President Bush has aggressively pushed for the opening of foreign markets to American goods throughout his terms. As a relatively low tax country, American taxes on imports (tariffs) were already low, or nonexistent. A tax on imports is, after all, just a hidden tax on American consumers. The President's free trade agenda has resulted in one foreign country after another reducing their barriers to importing American goods.

The benefits are clear: while some sectors of the American economy have slowed, American exports are way up, helping to keep total economic growth positive despite the pressures of the housing, finance and energy sectors.

While Senator McCain would continue to promote American exports through free trade, Barack Obama and the Democrats would take us back to the pre-WWII era of trade protectionism, risking American exports and triggering retaliation by nations that import American goods. Such retaliation would only make more difficult the work of Governor Schwarzenegger and other California leaders working to promote Golden State products around the world.

County Moves from Democrat to Republican

Republicans have regained the majority in a Northern California county thanks in part to the diligent work of the members of the Republican committee there.

Del Norte County is not just in Northern California, but it's in Way Up There in Northern California, so to speak.

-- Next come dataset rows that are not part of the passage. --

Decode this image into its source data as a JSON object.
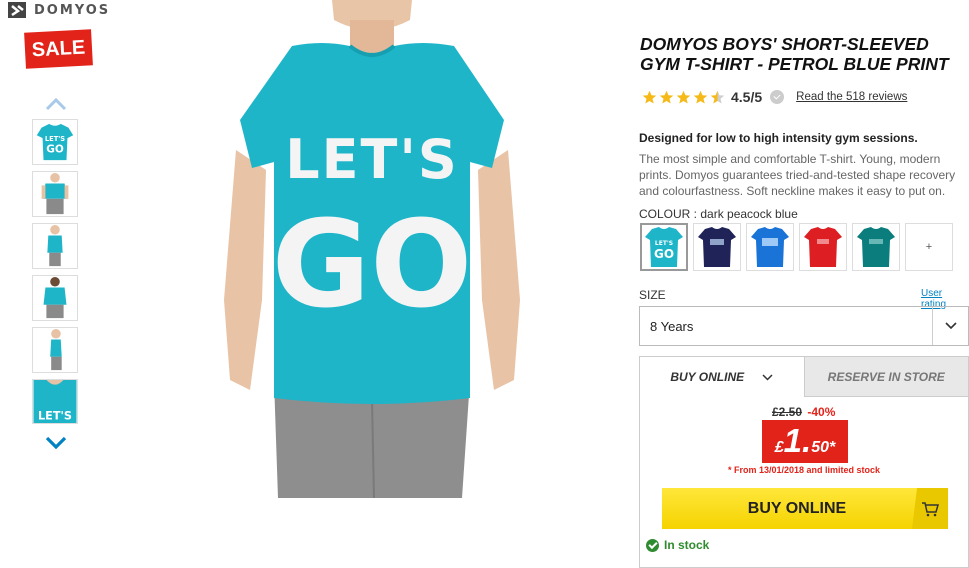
{
  "brand": {
    "name": "DOMYOS",
    "logo_icon": "domyos-logo-icon"
  },
  "badge": {
    "sale": "SALE"
  },
  "gallery": {
    "thumbnails": [
      "front",
      "model-front",
      "model-side",
      "model-back",
      "model-profile",
      "print-closeup"
    ],
    "up_icon": "chevron-up-icon",
    "down_icon": "chevron-down-icon",
    "main_print_line1": "LET'S",
    "main_print_line2": "GO"
  },
  "product": {
    "title": "DOMYOS BOYS' SHORT-SLEEVED GYM T-SHIRT - PETROL BLUE PRINT",
    "rating_stars": 4.5,
    "rating_text": "4.5/5",
    "reviews_link": "Read the 518 reviews",
    "tagline": "Designed for low to high intensity gym sessions.",
    "description": "The most simple and comfortable T-shirt. Young, modern prints. Domyos guarantees tried-and-tested shape recovery and colourfastness. Soft neckline makes it easy to put on.",
    "colour_label": "COLOUR : ",
    "colour_value": "dark peacock blue",
    "swatches": [
      {
        "name": "dark peacock blue",
        "color": "#1eb5c9"
      },
      {
        "name": "navy",
        "color": "#1f2357"
      },
      {
        "name": "blue",
        "color": "#1a73d6"
      },
      {
        "name": "red",
        "color": "#dd1f24"
      },
      {
        "name": "petrol",
        "color": "#0a7d7c"
      }
    ],
    "more_swatches": "+"
  },
  "size": {
    "label": "SIZE",
    "guide_link": "User rating",
    "selected": "8 Years"
  },
  "purchase": {
    "tab_online": "BUY ONLINE",
    "tab_store": "RESERVE IN STORE",
    "old_price": "£2.50",
    "discount": "-40%",
    "price_currency": "£",
    "price_integer": "1.",
    "price_decimal": "50*",
    "promo_note": "* From 13/01/2018 and limited stock",
    "buy_button": "BUY ONLINE",
    "stock_status": "In stock"
  },
  "colors": {
    "sale_red": "#e2231a",
    "buy_yellow": "#f5d300",
    "shirt_teal": "#1eb5c9",
    "link_blue": "#0082c3",
    "stock_green": "#2f8b2f"
  }
}
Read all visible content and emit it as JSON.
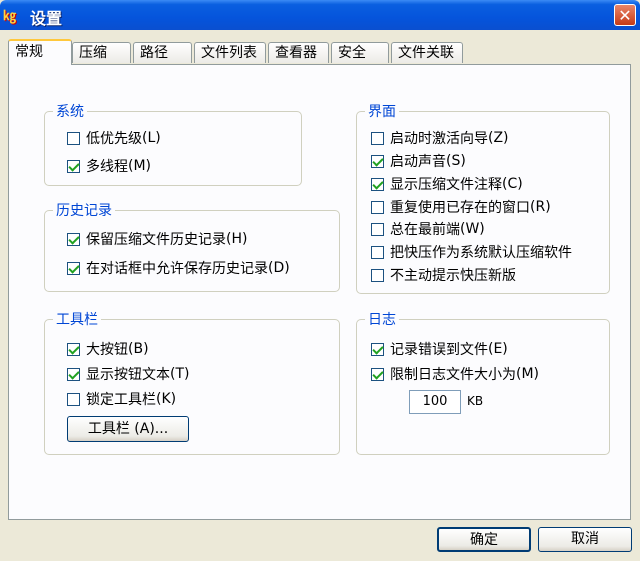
{
  "window": {
    "title": "设置",
    "app_icon_text": "㎏",
    "close_symbol": "✕"
  },
  "tabs": [
    "常规",
    "压缩",
    "路径",
    "文件列表",
    "查看器",
    "安全",
    "文件关联"
  ],
  "groups": {
    "system": {
      "title": "系统",
      "items": [
        {
          "label": "低优先级",
          "hotkey": "(L)",
          "checked": false
        },
        {
          "label": "多线程",
          "hotkey": "(M)",
          "checked": true
        }
      ]
    },
    "history": {
      "title": "历史记录",
      "items": [
        {
          "label": "保留压缩文件历史记录",
          "hotkey": "(H)",
          "checked": true
        },
        {
          "label": "在对话框中允许保存历史记录",
          "hotkey": "(D)",
          "checked": true
        }
      ]
    },
    "toolbar": {
      "title": "工具栏",
      "items": [
        {
          "label": "大按钮",
          "hotkey": "(B)",
          "checked": true
        },
        {
          "label": "显示按钮文本",
          "hotkey": "(T)",
          "checked": true
        },
        {
          "label": "锁定工具栏",
          "hotkey": "(K)",
          "checked": false
        }
      ],
      "button_label": "工具栏 (A)..."
    },
    "interface": {
      "title": "界面",
      "items": [
        {
          "label": "启动时激活向导",
          "hotkey": "(Z)",
          "checked": false
        },
        {
          "label": "启动声音",
          "hotkey": "(S)",
          "checked": true
        },
        {
          "label": "显示压缩文件注释",
          "hotkey": "(C)",
          "checked": true
        },
        {
          "label": "重复使用已存在的窗口",
          "hotkey": "(R)",
          "checked": false
        },
        {
          "label": "总在最前端",
          "hotkey": "(W)",
          "checked": false
        },
        {
          "label": "把快压作为系统默认压缩软件",
          "hotkey": "",
          "checked": false
        },
        {
          "label": "不主动提示快压新版",
          "hotkey": "",
          "checked": false
        }
      ]
    },
    "log": {
      "title": "日志",
      "items": [
        {
          "label": "记录错误到文件",
          "hotkey": "(E)",
          "checked": true
        },
        {
          "label": "限制日志文件大小为",
          "hotkey": "(M)",
          "checked": true
        }
      ],
      "size_value": "100",
      "size_unit": "KB"
    }
  },
  "footer": {
    "ok_label": "确定",
    "cancel_label": "取消"
  }
}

The latest voter registration report for the county reveals that the work of the Republican Party of Del Norte County and Chairman Ron Sandler has paid off as our team is now back in the majority among those voters affiliating with a political party.

Tuesday, July 1, 2008

Drilling Now Can Lower Oil Prices Today

Several days ago I posted on the topic of the market as an anticipatory mechanism that takes into account future supply and demand conditions. Today's Heritage Foundation blog references Reagan chief economic adviser Martin Feldstein's Wall Street Journal column making the same point with even greater detail:

The relationship between future and current oil prices implies that an expected change in the future price of oil will have an immediate impact on the current price of oil.

Thus, when oil producers concluded that the demand for oil in China and some other countries will grow more rapidly in future years than they had previously expected, they inferred that the future price of oil would be higher than they had previously believed. They responded by reducing supply and raising the spot price enough to bring the expected price rise back to its initial rate.

Hence, with no change in the current demand for oil, the expectation of a greater future demand and a higher future price caused the current price to rise. Similarly, credible reports about the future decline of oil production in Russia and in Mexico implied a higher future global price of oil – and that also required an increase in the current oil price to maintain the initial expected rate of increase in the price of oil.

Once this relation is understood, it is easy to see how news stories, rumors and industry reports can cause substantial fluctuations in current prices – all without anything happening to current demand or supply.…Now here is the good news. Any policy that causes the expected future oil price to fall can cause the current price to fall, or to rise less than it would otherwise do. In other words, it is possible to bring down today’s price of oil with policies that will have their physical impact on oil demand or supply only in the future.

For example, increases in government subsidies to develop technology that will make future cars more efficient, or tighter standards that gradually improve the gas mileage of the stock of cars, would lower the future demand for oil and therefore the price of oil today.

Similarly, increasing the expected future supply of oil would also reduce today’s price. That fall in the current price would induce an immediate rise in oil consumption that would be matched by an increase in supply from the OPEC producers and others with some current excess capacity or available inventories.

Any steps that can be taken now to increase the future supply of oil, or reduce the future demand for oil in the U.S. or elsewhere, can therefore lead both to lower prices and increased consumption today.